Rebotó por Asia, sometiéndose a los caprichos de La Familia (y al sexo no deseado), hasta que a los 22 años, en 1999, decidió irse y seguir una educación universitaria.

“No veía un futuro para mí que fuera atractivo en absoluto”, dijo sobre su decisión de dejar el grupo. “Estaba realmente infeliz. [Pero] incluso en ese momento, pensé, tal vez volveré”.

Los padres de Jones apoyaron su decisión y su padre le consiguió un trabajo en un nuevo hotel en Macao para financiar su mudanza a los Estados Unidos. Eventualmente se mudó con la hermana de su madre en California, asistió a un colegio comunitario y trabajó como barman antes de obtener una beca para Georgetown en 2002 y graduarse de la escuela de leyes en 2008. (Trabajó como abogada corporativa para Skadden Arps en Los Ángeles y Hong Kong, antes comenzando su propia firma y negocio de consultoría en 2018). 

Cuando salió del grupo por primera vez, dijo que se sintió presionada para tener relaciones sexuales que no quería porque, explicó, “no pensé que pudiera negarme”.

Su primer novio universitario serio la animó a hablar sobre sus experiencias en la secta y la ayudó a ver que lo que experimentó no solo fue incómodo, sino incorrecto.

Hoy, dijo que tiene un novio cariñoso y “Me siento muy cómoda con mi sexualidad. Definitivamente es parte de [mi] curación”.

Desde entonces, sus padres y hermanos también abandonaron el grupo. Su mamá y su papá (ahora divorciados) se han disculpado por el trauma por el que la hicieron pasar. (Sus padres nunca abusaron sexualmente de ella).

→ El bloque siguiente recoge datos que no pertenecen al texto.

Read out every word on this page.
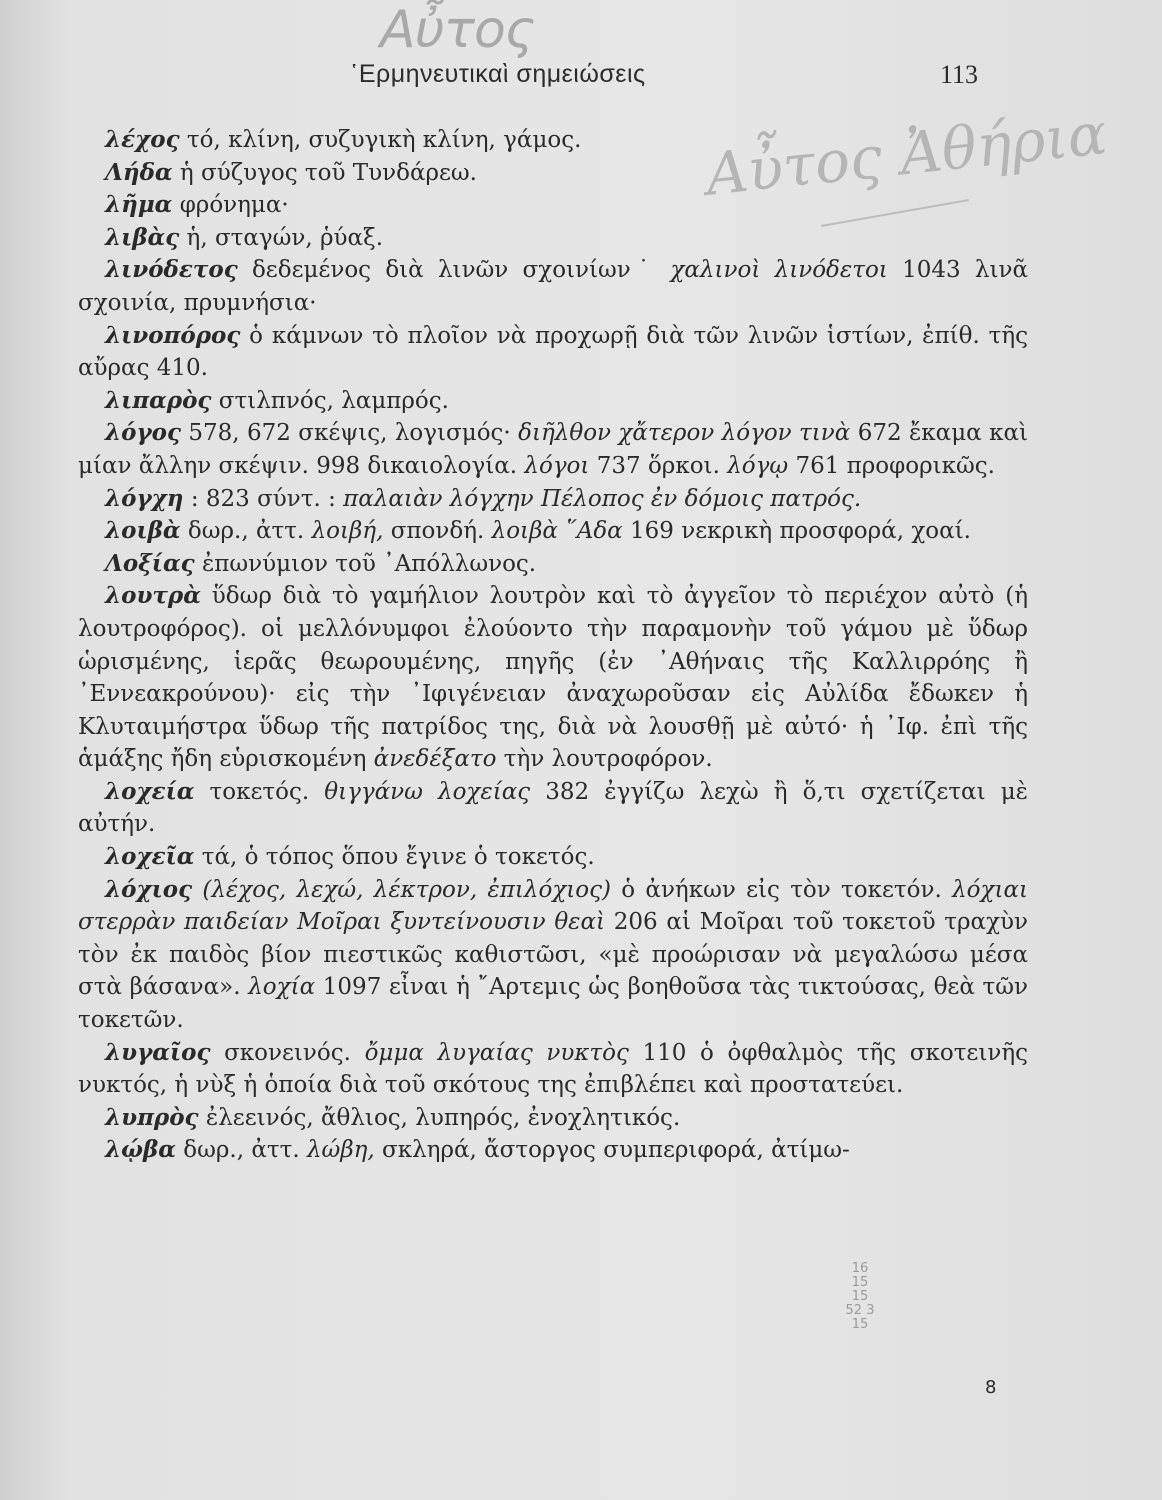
Αὖτος
῾Ερμηνευτικαὶ σημειώσεις	113
Αὖτος Ἀθήρια

λέχος τό, κλίνη, συζυγικὴ κλίνη, γάμος.

Λήδα ἡ σύζυγος τοῦ Τυνδάρεω.

λῆμα φρόνημα·

λιβὰς ἡ, σταγών, ῥύαξ.

λινόδετος δεδεμένος διὰ λινῶν σχοινίων˙ χαλινοὶ λινόδετοι 1043 λινᾶ σχοινία, πρυμνήσια·

λινοπόρος ὁ κάμνων τὸ πλοῖον νὰ προχωρῇ διὰ τῶν λινῶν ἱστίων, ἐπίθ. τῆς αὔρας 410.

λιπαρὸς στιλπνός, λαμπρός.

λόγος 578, 672 σκέψις, λογισμός· διῆλθον χἄτερον λόγον τινὰ 672 ἔκαμα καὶ μίαν ἄλλην σκέψιν. 998 δικαιολογία. λόγοι 737 ὅρκοι. λόγῳ 761 προφορικῶς.

λόγχη : 823 σύντ. : παλαιὰν λόγχην Πέλοπος ἐν δόμοις πατρός.

λοιβὰ δωρ., ἀττ. λοιβή, σπονδή. λοιβὰ ῞Αδα 169 νεκρικὴ προσφορά, χοαί.

Λοξίας ἐπωνύμιον τοῦ ᾿Απόλλωνος.

λουτρὰ ὕδωρ διὰ τὸ γαμήλιον λουτρὸν καὶ τὸ ἀγγεῖον τὸ περιέχον αὐτὸ (ἡ λουτροφόρος). οἱ μελλόνυμφοι ἐλούοντο τὴν παραμονὴν τοῦ γάμου μὲ ὕδωρ ὡρισμένης, ἱερᾶς θεωρουμένης, πηγῆς (ἐν ᾿Αθήναις τῆς Καλλιρρόης ἢ ᾿Εννεακρούνου)· εἰς τὴν ᾿Ιφιγένειαν ἀναχωροῦσαν εἰς Αὐλίδα ἔδωκεν ἡ Κλυταιμήστρα ὕδωρ τῆς πατρίδος της, διὰ νὰ λουσθῇ μὲ αὐτό· ἡ ᾿Ιφ. ἐπὶ τῆς ἁμάξης ἤδη εὑρισκομένη ἀνεδέξατο τὴν λουτροφόρον.

λοχεία τοκετός. θιγγάνω λοχείας 382 ἐγγίζω λεχὼ ἢ ὅ,τι σχετίζεται μὲ αὐτήν.

λοχεῖα τά, ὁ τόπος ὅπου ἔγινε ὁ τοκετός.

λόχιος (λέχος, λεχώ, λέκτρον, ἐπιλόχιος) ὁ ἀνήκων εἰς τὸν τοκετόν. λόχιαι στερρὰν παιδείαν Μοῖραι ξυντείνουσιν θεαὶ 206 αἱ Μοῖραι τοῦ τοκετοῦ τραχὺν τὸν ἐκ παιδὸς βίον πιεστικῶς καθιστῶσι, «μὲ προώρισαν νὰ μεγαλώσω μέσα στὰ βάσανα». λοχία 1097 εἶναι ἡ ῎Αρτεμις ὡς βοηθοῦσα τὰς τικτούσας, θεὰ τῶν τοκετῶν.

λυγαῖος σκονεινός. ὄμμα λυγαίας νυκτὸς 110 ὁ ὀφθαλμὸς τῆς σκοτεινῆς νυκτός, ἡ νὺξ ἡ ὁποία διὰ τοῦ σκότους της ἐπιβλέπει καὶ προστατεύει.

λυπρὸς ἐλεεινός, ἄθλιος, λυπηρός, ἐνοχλητικός.

λῴβα δωρ., ἀττ. λώβη, σκληρά, ἄστοργος συμπεριφορά, ἀτίμω-

16
15
15
52 3
15
8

“Por supuesto, experimenté enojo [con ellos]”, dijo Jones. “Yo estaba como, ‘¿Cómo pudiste dejar que estas cosas sucedieran?’” Ella estaba particularmente desconcertada por su madre, quien no creció en La Familia y, a diferencia de Oseas, “venía de un mundo donde este [comportamiento] no era necesariamente normal”.

Pero dijo que parte de su proceso de curación ha incluido hablar sobre estos abusos con sus padres. “También entendí de dónde venían, porque yo había vivido eso”, agregó. “Entiendo cómo la gente puede ser genuina y profundamente engañada. No cambia que la acción sea incorrecta o una violación, pero sí cambia la forma en que la percibo”.

Además de su propia firma, Jones entrena a otras mujeres sobre cómo reclamar la propiedad de sus propios cuerpos, inspirada en su charla TEDx, “Soy el dueño de mí”. Dijo que escribió “Sex Cult Nun” para dar esperanza a quienes tienen antecedentes similares y las herramientas para defenderse.

“Espero que podamos hacer un cambio cultural en algunas de estas áreas de abuso y manipulación: los derechos de las mujeres y los derechos de los niños”, dijo. “Lo arrojo luz a partir de mis experiencias personales en este culto, pero estos temas son relevantes para todos”.